Day: Correct, pally. There was a lot of independent action out here then—racetracks, nightclubs, offshore gambling. Bugsy came out here to take all of it over. Bumped off anybody who got in his way. Heshie concocted the controlling partnerships and shit like that to make it legal. And this was just for starters. The main reason Bugsy was out here, according to Heshie, was that the Mexican border was practically in L.A.’s backyard and the guys in the East wanted to set up a drug pipeline. Heshie, he was the juice man. He spread it around—police department, DA’s office, attorney general. In the meantime, Bugsy Siegel became the toast of Hollywood. Screwed every starlet in town. Hung around with Cary Grant, George Raft, Jack Warner. Show people love gangsters. They excite ’em. So when Heshie comes up to me on the set, well, he’s in a position to show a couple of soldiers a pretty good time. Gabe and I got very little sleep after that. We met starlets. We even got to meet Benny Siegel.

Hoag: What was he like?

Day: A movie star. Handsome, charismatic, and a real dandy, right down to his monogrammed silk shorts. And what a temper. He threw a big bash at George Raft’s house one night, and Heshie brought us and introduced us. Benny said to us, “It’s a fine thing you’re doing for our country.” I said, “Coming from you, Mr. Siegel, that’s a real compliment.” Suddenly, the man’s eyes turned into hot coals. Lips got white. And he said, “What the fuck is that supposed to mean?!” I started stammering. I see my life pass before my eyes. Then all of a sudden he relaxes, throws an arm around me, and we were pals. Scary guy. Right on the edge. (silence) That was my first Hollywood party. Half the guests were upstairs with somebody they didn’t come with. I made it with my first Oscar winner that night. On the diving board. (silence) Yeah, we had a good time after we met up with Heshie. Only, Gabe, he started feeling guilty for his sins. So he and Lorraine got hitched when we were in his hometown for the opening of At Ease. Made a great story for the papers. We went all over the country to promote it. Before we left L.A., Heshie pulled us aside and said, “Listen, I wanna handle you when the war’s over—movie contracts, nightclubs, Vegas.” I said what the hell’s in Vegas. He said Benny’s gonna make it into the biggest, most glamorous gambling resort in America, with top entertainers. Strictly legit. We said to Heshie, sure, sure, we’ll talk. See, deep down, we believed this whole thing was some kind of happy accident of wartime. You know, that it wouldn’t last. Until the numbers started coming. At Ease turned out to be Warners’ second-biggest grossing picture of the war, right behind Casablanca. A smash. Right away, Warners was interested in putting us under contract. Lorraine, she wanted Gabe to finish college. She wanted kids and a white picket fence. Plus, she thought I was a bad influence. But Gabe, he’d gotten a taste. He wanted it. So when we was discharged in ’45 we signed a personal services contract with Heshie and set him loose.

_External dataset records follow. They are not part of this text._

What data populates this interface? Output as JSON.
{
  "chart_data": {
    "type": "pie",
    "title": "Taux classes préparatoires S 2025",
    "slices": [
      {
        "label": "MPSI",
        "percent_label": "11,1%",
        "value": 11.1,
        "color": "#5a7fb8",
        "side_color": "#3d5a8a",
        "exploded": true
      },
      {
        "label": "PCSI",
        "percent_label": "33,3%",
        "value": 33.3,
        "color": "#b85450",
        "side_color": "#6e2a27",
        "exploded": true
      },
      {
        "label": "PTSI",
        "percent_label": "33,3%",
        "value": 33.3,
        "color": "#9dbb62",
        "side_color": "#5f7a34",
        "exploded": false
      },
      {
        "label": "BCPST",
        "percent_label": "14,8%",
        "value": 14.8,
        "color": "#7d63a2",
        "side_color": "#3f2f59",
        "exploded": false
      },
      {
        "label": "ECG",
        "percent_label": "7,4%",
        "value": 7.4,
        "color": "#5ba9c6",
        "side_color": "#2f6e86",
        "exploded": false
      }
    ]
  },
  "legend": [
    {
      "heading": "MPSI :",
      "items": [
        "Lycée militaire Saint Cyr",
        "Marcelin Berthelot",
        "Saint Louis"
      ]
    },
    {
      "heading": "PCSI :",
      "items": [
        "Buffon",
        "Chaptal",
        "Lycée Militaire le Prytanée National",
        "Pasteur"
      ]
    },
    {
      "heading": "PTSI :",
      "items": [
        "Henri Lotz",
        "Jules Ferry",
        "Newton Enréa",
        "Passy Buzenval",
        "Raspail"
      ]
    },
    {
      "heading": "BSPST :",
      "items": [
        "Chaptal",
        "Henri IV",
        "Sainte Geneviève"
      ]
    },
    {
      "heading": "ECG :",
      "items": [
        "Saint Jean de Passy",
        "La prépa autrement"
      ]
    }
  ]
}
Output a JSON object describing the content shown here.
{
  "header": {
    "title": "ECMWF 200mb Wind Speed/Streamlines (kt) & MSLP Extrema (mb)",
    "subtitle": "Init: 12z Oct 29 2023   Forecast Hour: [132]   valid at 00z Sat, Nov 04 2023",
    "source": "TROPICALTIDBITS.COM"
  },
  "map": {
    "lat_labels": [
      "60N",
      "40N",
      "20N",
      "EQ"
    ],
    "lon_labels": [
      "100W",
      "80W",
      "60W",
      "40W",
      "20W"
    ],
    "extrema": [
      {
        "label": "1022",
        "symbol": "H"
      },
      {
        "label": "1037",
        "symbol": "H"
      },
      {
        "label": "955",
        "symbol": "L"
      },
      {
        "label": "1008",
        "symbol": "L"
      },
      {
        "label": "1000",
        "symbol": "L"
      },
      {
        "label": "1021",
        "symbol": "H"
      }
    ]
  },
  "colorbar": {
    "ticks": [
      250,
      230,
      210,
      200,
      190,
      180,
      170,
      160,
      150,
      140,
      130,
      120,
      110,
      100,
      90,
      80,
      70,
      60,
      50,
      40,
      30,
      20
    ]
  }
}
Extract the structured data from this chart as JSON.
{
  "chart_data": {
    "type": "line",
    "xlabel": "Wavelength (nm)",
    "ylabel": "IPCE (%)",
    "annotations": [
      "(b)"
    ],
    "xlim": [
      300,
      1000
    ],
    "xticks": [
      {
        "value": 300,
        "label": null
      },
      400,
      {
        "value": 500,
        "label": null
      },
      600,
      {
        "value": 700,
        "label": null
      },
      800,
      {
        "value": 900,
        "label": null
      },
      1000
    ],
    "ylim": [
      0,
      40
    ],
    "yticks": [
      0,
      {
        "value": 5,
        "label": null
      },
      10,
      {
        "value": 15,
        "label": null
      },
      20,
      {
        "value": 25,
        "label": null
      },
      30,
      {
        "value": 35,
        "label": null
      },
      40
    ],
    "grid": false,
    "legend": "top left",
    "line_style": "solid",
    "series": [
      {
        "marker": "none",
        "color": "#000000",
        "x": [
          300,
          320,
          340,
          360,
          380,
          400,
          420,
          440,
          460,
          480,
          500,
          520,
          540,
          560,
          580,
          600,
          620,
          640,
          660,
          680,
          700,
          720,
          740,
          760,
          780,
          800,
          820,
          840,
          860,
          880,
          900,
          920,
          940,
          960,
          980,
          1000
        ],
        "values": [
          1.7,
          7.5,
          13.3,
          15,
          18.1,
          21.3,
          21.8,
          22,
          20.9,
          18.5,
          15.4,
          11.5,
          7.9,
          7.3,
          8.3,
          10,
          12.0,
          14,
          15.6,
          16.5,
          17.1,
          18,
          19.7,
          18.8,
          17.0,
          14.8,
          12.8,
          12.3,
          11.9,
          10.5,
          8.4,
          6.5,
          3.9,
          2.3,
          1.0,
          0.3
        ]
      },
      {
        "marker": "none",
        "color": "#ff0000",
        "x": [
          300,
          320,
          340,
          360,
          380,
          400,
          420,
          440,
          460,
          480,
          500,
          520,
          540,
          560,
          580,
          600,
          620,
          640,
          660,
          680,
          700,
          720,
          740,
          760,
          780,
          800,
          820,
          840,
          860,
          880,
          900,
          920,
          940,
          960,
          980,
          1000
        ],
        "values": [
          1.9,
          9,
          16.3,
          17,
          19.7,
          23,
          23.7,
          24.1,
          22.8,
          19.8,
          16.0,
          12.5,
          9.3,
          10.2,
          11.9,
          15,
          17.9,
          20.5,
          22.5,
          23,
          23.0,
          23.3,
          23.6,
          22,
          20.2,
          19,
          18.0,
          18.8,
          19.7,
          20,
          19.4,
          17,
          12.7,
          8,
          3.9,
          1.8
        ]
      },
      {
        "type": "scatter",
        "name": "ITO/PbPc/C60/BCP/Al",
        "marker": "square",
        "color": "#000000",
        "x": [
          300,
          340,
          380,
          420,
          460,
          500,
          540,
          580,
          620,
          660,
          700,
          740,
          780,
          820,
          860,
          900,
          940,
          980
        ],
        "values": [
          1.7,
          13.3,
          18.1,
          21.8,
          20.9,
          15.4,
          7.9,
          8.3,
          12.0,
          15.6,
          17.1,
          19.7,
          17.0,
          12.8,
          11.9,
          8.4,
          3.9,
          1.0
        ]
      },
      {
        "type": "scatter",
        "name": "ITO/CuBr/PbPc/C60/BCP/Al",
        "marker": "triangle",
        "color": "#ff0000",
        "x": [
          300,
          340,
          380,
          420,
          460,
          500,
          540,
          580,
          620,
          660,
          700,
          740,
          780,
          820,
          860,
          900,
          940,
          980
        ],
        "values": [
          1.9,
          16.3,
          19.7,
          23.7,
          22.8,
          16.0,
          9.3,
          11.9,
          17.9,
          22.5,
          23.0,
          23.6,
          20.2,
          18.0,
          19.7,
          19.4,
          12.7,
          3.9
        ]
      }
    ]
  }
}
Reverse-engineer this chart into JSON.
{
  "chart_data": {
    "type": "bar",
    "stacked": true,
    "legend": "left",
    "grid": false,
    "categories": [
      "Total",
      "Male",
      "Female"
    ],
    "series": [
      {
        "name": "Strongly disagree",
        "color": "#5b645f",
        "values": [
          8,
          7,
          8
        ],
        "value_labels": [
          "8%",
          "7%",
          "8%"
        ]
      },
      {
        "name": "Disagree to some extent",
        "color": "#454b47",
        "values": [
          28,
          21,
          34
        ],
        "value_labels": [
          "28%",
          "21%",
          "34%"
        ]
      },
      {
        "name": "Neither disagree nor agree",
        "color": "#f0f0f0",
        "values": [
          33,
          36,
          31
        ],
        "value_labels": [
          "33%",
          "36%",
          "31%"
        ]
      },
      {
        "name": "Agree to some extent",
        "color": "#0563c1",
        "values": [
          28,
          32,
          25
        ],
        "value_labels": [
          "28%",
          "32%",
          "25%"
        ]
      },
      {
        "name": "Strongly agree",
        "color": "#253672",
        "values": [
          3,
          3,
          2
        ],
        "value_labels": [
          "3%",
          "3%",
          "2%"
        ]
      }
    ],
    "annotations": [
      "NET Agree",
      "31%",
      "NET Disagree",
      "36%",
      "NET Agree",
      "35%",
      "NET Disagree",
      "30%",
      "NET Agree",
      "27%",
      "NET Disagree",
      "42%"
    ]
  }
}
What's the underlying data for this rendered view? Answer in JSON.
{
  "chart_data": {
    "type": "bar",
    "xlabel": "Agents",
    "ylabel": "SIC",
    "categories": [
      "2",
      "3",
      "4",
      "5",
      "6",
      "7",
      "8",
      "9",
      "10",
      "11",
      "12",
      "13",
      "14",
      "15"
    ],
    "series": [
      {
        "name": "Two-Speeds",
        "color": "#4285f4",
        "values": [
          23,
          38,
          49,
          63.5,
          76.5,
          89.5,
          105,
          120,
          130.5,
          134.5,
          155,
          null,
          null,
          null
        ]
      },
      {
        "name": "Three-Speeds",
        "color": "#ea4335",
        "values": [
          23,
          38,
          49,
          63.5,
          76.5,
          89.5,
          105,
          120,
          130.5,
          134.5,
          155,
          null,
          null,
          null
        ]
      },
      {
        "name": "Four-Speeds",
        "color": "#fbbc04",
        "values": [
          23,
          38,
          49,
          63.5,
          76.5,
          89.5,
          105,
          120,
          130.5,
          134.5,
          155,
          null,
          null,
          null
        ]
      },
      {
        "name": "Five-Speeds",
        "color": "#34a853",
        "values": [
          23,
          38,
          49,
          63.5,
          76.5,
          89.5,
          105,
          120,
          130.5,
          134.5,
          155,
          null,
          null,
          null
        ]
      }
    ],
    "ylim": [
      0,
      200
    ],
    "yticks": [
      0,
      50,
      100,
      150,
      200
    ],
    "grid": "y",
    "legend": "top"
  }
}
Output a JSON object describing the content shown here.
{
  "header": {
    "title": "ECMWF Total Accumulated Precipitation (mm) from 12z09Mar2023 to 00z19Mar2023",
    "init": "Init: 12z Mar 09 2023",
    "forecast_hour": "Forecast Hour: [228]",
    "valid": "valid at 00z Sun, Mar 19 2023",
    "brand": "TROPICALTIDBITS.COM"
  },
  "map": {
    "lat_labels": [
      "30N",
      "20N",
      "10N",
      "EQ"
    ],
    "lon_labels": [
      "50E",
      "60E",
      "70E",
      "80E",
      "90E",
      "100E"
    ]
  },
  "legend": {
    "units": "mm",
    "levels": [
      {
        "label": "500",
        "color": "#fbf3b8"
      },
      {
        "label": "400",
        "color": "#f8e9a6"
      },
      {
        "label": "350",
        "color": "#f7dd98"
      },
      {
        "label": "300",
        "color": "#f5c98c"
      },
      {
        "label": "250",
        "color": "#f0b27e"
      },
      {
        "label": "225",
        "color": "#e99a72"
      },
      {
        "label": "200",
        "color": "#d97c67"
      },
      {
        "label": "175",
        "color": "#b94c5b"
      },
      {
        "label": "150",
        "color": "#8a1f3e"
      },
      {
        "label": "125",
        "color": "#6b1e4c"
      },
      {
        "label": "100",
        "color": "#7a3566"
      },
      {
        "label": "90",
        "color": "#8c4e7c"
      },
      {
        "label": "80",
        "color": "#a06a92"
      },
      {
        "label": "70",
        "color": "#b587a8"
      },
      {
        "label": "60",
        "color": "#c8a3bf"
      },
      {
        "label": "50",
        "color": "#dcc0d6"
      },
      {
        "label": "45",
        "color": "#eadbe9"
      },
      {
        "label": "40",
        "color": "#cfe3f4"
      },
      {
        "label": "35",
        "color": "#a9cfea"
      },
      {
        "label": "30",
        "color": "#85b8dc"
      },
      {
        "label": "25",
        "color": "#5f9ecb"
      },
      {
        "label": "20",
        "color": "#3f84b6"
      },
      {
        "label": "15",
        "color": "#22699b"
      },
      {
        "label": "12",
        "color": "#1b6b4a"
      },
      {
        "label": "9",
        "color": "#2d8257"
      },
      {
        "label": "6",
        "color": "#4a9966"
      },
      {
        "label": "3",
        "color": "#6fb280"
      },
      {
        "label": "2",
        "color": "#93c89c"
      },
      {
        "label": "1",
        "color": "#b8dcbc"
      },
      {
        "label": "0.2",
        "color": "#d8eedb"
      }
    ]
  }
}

Hoag: Did you have any qualms about being hooked up with a gangster?

Day: None. I always believe in sticking with people you know. And Heshie, he had a personal stake in us. He was anxious to get out from under Bugsy’s wing. Start his own business. For a couple of years he’d been tucking away a little juice money on the sly. A nip here, a tuck there.

Hoag: Are you telling me HWA was started with mob money?

Day: Mob money the mob didn’t exactly know from. They thought the cops pocketed it after a raid, or Heshie paid it to some independent who ended up getting bumped off. The stuff disappears, who knows where.

Hoag: How much are we talking about?

Day: Fifty thousand. A hundred, maybe.

Hoag: Pretty gutsy, wasn’t he?

Day: (laughs) Better Heshie should be my agent than somebody else’s. Bugsy, he was too volatile. He wasn’t gonna be around for long. Heshie knew that. As it turned out, Bugsy Siegel got shot in the eyeball one year later. By which time the Harmon Wright Agency was doing pretty damned well for itself.